Bu bağlamda, Putin’in Esad’a olan desteği sadece askeri bir sadakat ilişkisi değil. İki ülke arasındaki iş birliği, enerji, silah ticareti, tarım ve altyapı projeleri gibi birçok alanda genişlemekte. Bu durum, Suriye’nin iç savaş sonrası yeniden inşası sürecinde de Rusya'nın lider konumunu pekiştiriyor. Ayrıca, İran ile olan işbirliği, Rusya’nın inisiyatifini güçlendiren başka bir faktör olarak öne çıkıyor.
Suriye’deki askeri durum, çok sayıda uluslararası aktörün mücadele ettiği karmaşık bir tabloyu ortaya koyuyor. Amerika Birleşik Devletleri başta olmak üzere, birçok Batılı ülke, Esad rejiminin meşruiyetini sorguluyor ve bu yüzden Rusya’yı eleştiriyor. Ancak, Putin’in Esad’ı koruma kararlılığı, bölgedeki dengeleri değiştirecek gibi görünüyor. Her ne kadar Batı, Esad’a yönelik yaptırımlar uygulasa da, bu yaptırımlar, iddia edildiği kadar etkili olup, rejimi zayıflatma noktasında yetersiz kalıyor.
Gelecek senaryolarına baktığımızda, Esad'ın geleceği tamamen Rusya’nın elinde şekillenecek gibi görünüyor. Eğer Putin, Esad’ı kaybederse, Suriye'deki etkisi azalacak ve bu durum, dolaylı olarak, Ortadoğu'daki güç dinamiklerini de etkileyebilir. Batılı güçlerin bölgedeki koalisyonları, Esad’ın düşmesi durumunda yeni bir belirsizliğe yol açabilir. Dolayısıyla, Rusya’nın Suriye’de Esad’ı nasıl koruyacağı, uluslararası ilişkilerde önemli bir kırılma noktası olabilir.

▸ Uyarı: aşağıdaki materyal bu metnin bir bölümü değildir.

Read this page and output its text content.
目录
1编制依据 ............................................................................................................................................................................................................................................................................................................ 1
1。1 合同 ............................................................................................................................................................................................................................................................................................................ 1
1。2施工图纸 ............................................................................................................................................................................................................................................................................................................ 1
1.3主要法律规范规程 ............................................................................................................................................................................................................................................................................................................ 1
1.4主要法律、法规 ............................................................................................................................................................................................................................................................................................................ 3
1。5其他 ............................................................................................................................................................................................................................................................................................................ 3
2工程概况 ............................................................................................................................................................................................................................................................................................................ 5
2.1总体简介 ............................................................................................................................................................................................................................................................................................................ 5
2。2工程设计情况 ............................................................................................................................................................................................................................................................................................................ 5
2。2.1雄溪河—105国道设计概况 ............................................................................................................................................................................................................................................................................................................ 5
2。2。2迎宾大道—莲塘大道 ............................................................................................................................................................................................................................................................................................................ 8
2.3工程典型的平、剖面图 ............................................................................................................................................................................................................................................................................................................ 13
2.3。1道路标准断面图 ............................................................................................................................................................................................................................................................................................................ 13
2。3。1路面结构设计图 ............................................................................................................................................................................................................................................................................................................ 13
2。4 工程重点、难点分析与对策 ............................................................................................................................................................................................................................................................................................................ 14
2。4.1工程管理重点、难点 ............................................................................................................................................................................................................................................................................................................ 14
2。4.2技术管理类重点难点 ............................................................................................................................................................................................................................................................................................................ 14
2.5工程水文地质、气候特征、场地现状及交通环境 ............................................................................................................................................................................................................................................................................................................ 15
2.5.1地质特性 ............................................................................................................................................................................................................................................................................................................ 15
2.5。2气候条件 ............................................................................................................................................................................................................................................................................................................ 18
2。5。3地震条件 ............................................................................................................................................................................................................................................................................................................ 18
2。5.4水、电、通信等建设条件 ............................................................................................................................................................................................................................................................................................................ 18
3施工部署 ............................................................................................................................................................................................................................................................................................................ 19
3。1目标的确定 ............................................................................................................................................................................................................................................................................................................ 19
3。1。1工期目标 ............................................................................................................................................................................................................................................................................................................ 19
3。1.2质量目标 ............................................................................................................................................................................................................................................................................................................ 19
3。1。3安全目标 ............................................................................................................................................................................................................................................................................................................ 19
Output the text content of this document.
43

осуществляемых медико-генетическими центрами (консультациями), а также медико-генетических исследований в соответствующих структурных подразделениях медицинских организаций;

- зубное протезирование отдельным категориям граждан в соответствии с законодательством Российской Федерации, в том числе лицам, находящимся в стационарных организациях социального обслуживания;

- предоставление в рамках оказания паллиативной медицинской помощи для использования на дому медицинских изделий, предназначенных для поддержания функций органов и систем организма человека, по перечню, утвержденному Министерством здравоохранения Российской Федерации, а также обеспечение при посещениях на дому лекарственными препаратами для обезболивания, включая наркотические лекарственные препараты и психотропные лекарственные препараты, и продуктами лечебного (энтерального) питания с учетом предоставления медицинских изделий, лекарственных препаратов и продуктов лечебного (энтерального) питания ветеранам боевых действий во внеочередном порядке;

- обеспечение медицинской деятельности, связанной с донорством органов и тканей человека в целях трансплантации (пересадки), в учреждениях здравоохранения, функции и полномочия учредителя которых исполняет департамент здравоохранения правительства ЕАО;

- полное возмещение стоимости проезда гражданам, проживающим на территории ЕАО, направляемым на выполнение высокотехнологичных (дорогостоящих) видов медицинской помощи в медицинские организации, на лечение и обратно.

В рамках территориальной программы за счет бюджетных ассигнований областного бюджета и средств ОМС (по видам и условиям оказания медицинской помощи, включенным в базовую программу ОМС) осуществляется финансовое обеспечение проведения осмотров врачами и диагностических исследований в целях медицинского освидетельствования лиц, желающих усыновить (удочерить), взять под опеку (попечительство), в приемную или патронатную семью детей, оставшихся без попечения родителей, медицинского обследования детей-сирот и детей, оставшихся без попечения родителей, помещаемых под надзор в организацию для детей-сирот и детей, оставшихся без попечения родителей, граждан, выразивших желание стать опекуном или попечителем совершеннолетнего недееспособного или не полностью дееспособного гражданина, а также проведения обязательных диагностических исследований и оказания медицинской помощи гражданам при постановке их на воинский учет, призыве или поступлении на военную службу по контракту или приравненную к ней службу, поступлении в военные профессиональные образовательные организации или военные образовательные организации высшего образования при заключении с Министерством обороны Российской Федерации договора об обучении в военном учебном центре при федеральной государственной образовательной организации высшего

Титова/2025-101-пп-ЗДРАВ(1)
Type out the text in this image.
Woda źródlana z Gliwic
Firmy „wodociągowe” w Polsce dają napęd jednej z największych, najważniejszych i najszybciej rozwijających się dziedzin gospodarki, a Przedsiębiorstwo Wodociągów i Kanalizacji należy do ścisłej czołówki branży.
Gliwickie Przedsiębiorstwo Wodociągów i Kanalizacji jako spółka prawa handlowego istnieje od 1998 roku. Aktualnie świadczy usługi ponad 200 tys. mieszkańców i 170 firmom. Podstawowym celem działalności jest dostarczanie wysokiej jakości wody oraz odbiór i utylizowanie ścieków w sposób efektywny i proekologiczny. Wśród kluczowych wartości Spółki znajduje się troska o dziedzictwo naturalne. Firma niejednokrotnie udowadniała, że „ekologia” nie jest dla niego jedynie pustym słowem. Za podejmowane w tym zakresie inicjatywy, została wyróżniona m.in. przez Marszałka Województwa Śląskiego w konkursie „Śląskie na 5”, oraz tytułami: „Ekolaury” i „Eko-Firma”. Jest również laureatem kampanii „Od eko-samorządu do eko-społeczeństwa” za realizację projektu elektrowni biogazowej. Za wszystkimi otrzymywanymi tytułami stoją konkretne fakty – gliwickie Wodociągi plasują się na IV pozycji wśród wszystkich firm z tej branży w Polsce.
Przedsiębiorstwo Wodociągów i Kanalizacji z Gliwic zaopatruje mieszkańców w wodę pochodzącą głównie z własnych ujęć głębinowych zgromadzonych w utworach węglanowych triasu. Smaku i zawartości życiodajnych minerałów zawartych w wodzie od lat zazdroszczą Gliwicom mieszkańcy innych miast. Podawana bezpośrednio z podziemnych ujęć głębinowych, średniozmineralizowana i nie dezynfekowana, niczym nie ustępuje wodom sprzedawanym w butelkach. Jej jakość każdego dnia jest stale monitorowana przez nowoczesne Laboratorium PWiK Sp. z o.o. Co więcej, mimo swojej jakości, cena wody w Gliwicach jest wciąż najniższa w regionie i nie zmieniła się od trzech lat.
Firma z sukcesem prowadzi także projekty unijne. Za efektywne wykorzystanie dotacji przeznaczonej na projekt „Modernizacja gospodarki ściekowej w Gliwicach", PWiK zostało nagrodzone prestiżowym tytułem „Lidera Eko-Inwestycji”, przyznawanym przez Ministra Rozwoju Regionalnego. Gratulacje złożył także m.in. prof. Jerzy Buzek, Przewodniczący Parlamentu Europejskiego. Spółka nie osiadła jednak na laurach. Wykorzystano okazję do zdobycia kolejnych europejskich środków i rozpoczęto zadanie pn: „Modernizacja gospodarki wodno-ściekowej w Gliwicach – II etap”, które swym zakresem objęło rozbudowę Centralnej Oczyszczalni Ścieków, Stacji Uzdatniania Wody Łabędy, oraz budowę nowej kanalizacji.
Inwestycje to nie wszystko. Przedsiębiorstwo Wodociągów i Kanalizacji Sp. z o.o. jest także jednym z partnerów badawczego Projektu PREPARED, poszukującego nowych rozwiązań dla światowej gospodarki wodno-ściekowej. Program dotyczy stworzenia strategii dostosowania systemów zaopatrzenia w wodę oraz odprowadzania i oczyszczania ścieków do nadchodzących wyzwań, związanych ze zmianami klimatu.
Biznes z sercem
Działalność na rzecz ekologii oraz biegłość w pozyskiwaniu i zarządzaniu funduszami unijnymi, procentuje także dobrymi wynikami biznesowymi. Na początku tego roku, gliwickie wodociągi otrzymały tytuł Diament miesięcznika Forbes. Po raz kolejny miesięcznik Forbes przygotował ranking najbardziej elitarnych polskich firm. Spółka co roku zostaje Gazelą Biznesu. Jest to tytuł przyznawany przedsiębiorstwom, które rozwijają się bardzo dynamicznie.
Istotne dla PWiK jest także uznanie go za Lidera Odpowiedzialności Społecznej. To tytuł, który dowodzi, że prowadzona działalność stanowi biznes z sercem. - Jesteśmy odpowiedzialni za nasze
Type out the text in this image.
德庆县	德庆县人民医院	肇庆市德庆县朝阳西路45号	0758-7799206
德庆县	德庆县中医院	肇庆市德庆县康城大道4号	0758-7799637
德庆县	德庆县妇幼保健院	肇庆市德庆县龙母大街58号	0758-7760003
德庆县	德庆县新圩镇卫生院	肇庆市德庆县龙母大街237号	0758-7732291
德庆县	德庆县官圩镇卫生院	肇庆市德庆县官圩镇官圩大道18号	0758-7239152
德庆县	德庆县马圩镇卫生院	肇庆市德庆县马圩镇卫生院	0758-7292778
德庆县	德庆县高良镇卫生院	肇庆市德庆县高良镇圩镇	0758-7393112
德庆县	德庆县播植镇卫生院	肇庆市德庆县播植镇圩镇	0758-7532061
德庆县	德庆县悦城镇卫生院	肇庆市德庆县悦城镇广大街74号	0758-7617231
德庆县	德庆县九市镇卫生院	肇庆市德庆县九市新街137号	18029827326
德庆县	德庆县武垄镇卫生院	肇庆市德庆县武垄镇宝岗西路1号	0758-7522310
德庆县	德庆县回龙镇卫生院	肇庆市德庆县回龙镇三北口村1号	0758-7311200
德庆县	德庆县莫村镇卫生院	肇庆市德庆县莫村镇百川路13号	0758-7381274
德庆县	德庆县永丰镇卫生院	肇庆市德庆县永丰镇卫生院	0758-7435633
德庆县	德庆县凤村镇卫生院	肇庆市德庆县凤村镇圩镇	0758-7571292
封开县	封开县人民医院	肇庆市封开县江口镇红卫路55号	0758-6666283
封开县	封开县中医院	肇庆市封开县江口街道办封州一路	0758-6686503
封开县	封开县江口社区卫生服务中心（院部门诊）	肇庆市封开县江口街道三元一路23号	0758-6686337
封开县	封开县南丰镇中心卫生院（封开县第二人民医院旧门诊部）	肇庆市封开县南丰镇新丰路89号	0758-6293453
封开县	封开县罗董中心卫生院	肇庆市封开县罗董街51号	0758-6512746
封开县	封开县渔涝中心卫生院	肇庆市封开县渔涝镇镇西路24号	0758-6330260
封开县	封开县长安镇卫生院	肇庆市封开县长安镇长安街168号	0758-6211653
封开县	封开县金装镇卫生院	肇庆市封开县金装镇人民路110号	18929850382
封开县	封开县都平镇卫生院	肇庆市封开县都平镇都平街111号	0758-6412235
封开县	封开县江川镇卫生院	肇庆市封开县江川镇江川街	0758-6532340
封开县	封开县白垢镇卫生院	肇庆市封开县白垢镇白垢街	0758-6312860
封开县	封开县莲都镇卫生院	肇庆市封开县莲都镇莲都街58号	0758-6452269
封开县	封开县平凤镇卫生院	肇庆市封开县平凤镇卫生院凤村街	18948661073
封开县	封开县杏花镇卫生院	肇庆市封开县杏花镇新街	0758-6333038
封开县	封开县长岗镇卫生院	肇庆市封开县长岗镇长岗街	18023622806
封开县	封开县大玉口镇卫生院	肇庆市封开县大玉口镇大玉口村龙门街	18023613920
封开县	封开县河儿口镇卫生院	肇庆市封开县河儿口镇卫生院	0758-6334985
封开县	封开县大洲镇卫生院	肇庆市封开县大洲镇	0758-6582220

Sonuç olarak, Putin’in Esad’a olan desteği sadece bir kişiyi değil, aynı zamanda bölgesel ve küresel güç dengelerini de etkilemekte. Suriye’deki bu karmaşık durum, hem Rusya'nın hem de Batı'nın stratejilerini yeniden gözden geçirmesine neden olacak gibi görünüyor. Esad'ın geleceği için yapılan tartışmalar sadece bir iç savaşın değil, aynı zamanda büyük güçlerin mücadelesinin de bir yansımasıdır. Bu noktada, Türkiye gibi komşu ülkelerin nasıl bir tutum alacağı da büyük bir merak konusu. Rusya’nın, Esad'ı koruma çabalarındaki ısrarı, ilerleyen süreçte bölge dinamiklerinin nasıl şekilleneceği konusunda önemli ipuçları verecektir.